# doc2text

> extract text from epub, pdf and docx

In [1]:
# 👇 for colab only
# !pip install -r https://raw.githubusercontent.com/hoishing/doc2txt/main/requirements.txt
# !wget https://github.com/hoishing/doc2txt/raw/main/dummy.docx
# !wget https://github.com/hoishing/doc2txt/raw/main/dummy.epub
# !wget https://github.com/hoishing/doc2txt/raw/main/dummy.pdf

In [2]:
# utils
import re

def remove_empty_rows(txt:str) -> str:
    return re.sub(r'(\n\s*){3,}', r'\n\n', txt)

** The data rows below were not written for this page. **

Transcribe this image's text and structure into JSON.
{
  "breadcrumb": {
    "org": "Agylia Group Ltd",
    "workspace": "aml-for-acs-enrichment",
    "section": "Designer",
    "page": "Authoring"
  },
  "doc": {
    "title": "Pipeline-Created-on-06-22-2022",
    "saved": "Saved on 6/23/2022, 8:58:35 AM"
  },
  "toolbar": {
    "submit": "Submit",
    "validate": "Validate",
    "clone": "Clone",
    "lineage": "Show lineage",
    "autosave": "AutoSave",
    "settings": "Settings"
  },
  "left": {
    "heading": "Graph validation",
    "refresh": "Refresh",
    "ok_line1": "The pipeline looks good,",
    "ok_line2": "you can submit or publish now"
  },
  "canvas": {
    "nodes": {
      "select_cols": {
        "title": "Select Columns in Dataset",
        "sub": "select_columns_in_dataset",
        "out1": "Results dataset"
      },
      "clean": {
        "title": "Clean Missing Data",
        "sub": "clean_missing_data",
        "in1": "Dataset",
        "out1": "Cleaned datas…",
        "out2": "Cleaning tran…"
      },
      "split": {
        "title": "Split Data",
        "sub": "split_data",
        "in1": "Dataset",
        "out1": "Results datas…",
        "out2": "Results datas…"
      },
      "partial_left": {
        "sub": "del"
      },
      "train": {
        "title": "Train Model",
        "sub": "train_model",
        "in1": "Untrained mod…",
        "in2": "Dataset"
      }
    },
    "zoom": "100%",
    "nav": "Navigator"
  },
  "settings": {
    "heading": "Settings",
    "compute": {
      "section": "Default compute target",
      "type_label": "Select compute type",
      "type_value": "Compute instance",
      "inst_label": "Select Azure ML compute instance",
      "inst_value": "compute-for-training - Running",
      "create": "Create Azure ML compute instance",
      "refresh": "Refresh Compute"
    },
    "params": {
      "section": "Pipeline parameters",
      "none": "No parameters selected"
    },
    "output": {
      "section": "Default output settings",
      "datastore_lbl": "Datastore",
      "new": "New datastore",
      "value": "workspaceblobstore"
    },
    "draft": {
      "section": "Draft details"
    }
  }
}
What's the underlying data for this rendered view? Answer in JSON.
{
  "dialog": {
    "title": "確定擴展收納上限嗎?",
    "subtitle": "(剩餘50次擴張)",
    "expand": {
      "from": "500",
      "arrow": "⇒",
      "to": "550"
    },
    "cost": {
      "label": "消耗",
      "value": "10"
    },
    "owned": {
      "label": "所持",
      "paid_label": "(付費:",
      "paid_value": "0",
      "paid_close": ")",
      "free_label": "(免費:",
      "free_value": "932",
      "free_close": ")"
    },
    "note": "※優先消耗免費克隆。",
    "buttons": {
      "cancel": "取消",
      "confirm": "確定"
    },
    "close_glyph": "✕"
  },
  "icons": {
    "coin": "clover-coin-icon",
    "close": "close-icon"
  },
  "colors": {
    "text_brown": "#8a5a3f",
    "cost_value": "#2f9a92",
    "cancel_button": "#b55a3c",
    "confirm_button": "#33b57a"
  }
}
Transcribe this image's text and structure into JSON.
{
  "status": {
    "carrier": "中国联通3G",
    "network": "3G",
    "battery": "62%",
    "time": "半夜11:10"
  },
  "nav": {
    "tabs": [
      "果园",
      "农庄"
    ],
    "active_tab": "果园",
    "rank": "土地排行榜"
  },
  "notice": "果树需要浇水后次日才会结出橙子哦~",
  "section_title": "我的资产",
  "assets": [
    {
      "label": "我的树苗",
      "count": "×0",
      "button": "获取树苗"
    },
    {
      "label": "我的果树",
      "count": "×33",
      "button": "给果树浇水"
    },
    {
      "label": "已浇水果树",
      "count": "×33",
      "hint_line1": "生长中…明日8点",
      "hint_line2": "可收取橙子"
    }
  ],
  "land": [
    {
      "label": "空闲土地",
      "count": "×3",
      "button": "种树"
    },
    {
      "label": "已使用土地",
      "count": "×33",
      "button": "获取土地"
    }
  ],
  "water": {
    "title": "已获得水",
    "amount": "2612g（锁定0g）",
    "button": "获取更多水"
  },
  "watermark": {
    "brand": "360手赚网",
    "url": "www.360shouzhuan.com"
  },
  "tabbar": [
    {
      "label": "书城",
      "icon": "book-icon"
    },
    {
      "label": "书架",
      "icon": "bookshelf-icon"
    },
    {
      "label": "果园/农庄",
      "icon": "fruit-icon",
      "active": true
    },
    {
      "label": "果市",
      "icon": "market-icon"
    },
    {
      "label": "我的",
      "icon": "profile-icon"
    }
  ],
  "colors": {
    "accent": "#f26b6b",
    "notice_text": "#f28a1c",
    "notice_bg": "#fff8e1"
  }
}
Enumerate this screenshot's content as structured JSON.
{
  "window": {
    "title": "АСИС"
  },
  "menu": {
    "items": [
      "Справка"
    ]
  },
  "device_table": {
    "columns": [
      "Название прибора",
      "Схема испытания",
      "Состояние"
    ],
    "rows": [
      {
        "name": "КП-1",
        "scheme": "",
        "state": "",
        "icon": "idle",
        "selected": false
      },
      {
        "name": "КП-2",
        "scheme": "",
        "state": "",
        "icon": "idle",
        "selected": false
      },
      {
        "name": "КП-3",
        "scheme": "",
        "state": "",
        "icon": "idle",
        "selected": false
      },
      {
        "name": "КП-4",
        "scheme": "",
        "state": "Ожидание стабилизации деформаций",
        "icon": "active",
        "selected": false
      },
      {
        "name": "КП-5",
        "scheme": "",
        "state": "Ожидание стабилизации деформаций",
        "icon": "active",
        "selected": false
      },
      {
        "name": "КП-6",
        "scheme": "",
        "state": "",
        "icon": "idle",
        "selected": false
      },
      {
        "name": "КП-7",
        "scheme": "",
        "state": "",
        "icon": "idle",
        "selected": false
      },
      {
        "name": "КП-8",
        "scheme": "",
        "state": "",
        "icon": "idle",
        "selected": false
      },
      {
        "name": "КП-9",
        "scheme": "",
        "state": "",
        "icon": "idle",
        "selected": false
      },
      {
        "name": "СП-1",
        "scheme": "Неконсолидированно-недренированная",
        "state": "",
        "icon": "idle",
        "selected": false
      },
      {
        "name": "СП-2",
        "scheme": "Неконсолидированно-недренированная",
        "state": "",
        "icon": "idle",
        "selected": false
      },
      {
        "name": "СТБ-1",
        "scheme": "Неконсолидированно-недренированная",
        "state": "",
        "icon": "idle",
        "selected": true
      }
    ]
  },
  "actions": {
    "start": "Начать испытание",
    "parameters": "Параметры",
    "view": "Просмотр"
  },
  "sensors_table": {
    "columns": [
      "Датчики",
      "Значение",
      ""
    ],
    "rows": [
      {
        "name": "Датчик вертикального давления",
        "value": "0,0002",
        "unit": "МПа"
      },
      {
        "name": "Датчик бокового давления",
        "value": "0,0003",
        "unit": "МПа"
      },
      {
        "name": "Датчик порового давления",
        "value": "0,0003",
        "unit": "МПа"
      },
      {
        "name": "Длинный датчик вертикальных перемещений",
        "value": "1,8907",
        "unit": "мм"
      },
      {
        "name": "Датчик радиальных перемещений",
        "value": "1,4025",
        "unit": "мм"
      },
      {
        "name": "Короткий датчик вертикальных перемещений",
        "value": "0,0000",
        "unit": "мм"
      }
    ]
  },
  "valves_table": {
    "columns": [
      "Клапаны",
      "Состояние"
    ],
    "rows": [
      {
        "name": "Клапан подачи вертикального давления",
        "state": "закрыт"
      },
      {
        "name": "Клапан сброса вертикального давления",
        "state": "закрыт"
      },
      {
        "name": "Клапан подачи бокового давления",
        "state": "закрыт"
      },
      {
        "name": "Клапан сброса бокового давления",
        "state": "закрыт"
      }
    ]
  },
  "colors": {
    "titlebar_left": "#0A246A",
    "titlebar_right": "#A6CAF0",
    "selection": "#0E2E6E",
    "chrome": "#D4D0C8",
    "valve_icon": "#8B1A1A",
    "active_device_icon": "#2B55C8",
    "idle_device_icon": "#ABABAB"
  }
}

def remove_bad_characters(txt: str) -> str:
    pattern = r'[ \n]*—[ \n]*'
    return re.sub(pattern, '', txt)

## docx

In [3]:
import docx2txt

txt = docx2txt.process("dummy.docx")
txt = remove_empty_rows(txt)
print(txt)

Lorem Ipsum

simply dummy text 

🤣 Lorem ipsum dolor sit amet, consectetur adipiscing elit. Praesent interdum ultrices nisi vel ullamcorper. Aliquam fermentum porttitor ligula in pharetra. Proin sed tristique sapien. Quisque tempor dictum nibh, in interdum dui gravida in. 

What is Lorem Ipsum?

Lorem Ipsum is simply dummy text of the printing and 

Lorem Ipsum has been the industry's standard dummy 

光嗎開計，場熱使造不品不智定內她充日如生分音我，思那上感認主學道，此盡上的畫身起他，血選兩造不新從謝三母時！立因打大事細團，力記廣進算期的，了老吃水年不。🥳


## pdf

In [4]:
from pypdf import PdfReader

reader = PdfReader("dummy.pdf")

txt_pages = [page.extract_text() for page in reader.pages]
txt = '\n'.join(txt_pages)
print(txt)

Lorem Ipsum  
simply dummy text  
 
        Lorem ipsum dolor sit amet, consectetur adipiscing elit. Praesent interdum ultrices nisi vel 
ullamcorper. Aliquam fermentum porttitor ligula in pharetra. Proin sed tristique sapien. Quisque 
tempor dictum nibh, in interdum dui gravida in.  
 
What is Lorem Ipsum?  
 
• Lorem Ipsum is simply dummy text of the printing and  
• Lorem Ipsum has been the industry's standard dummy  
 
光嗎開計，場熱使造不品不智定內她充日如生分音我，思那上感認主學道，此盡上的畫身
起他，血選兩造不新從謝三母時！立因打大事細團，力記廣進算期的，了老吃水年不。
            


## epub

In [5]:
import ebooklib
from ebooklib import epub
from ebooklib.epub import EpubBook
from bs4 import BeautifulSoup
import warnings
warnings.simplefilter(action='ignore', category=UserWarning)

In [6]:
bk = epub.read_epub('dummy.epub')

# extract HTML from ITEM_DOCUMENT
htmls = [item.get_body_content().decode('utf-8') for item in bk.get_items() if item.get_type() == ebooklib.ITEM_DOCUMENT]
html = ''.join(htmls)

# parse html to txt
txt = BeautifulSoup(html, 'html.parser').get_text()
txt = remove_empty_rows(txt)
print(txt)



Lorem Ipsum

simply dummy text 

🤣 Lorem ipsum dolor sit amet, consectetur adipiscing elit. Praesent interdum ultrices nisi vel ullamcorper. Aliquam fermentum porttitor ligula in pharetra. Proin sed tristique sapien. Quisque tempor dictum nibh, in interdum dui gravida in. 

What is Lorem Ipsum?

Lorem Ipsum is simply dummy text of the printing and 

Lorem Ipsum has been the industry's standard dummy 

光嗎開計，場熱使造不品不智定內她充日如生分音我，思那上感認主學道，此盡上的畫身起他，血選兩造不新從謝三母時！立因打大事細團，力記廣進算期的，了老吃水年不。
🥳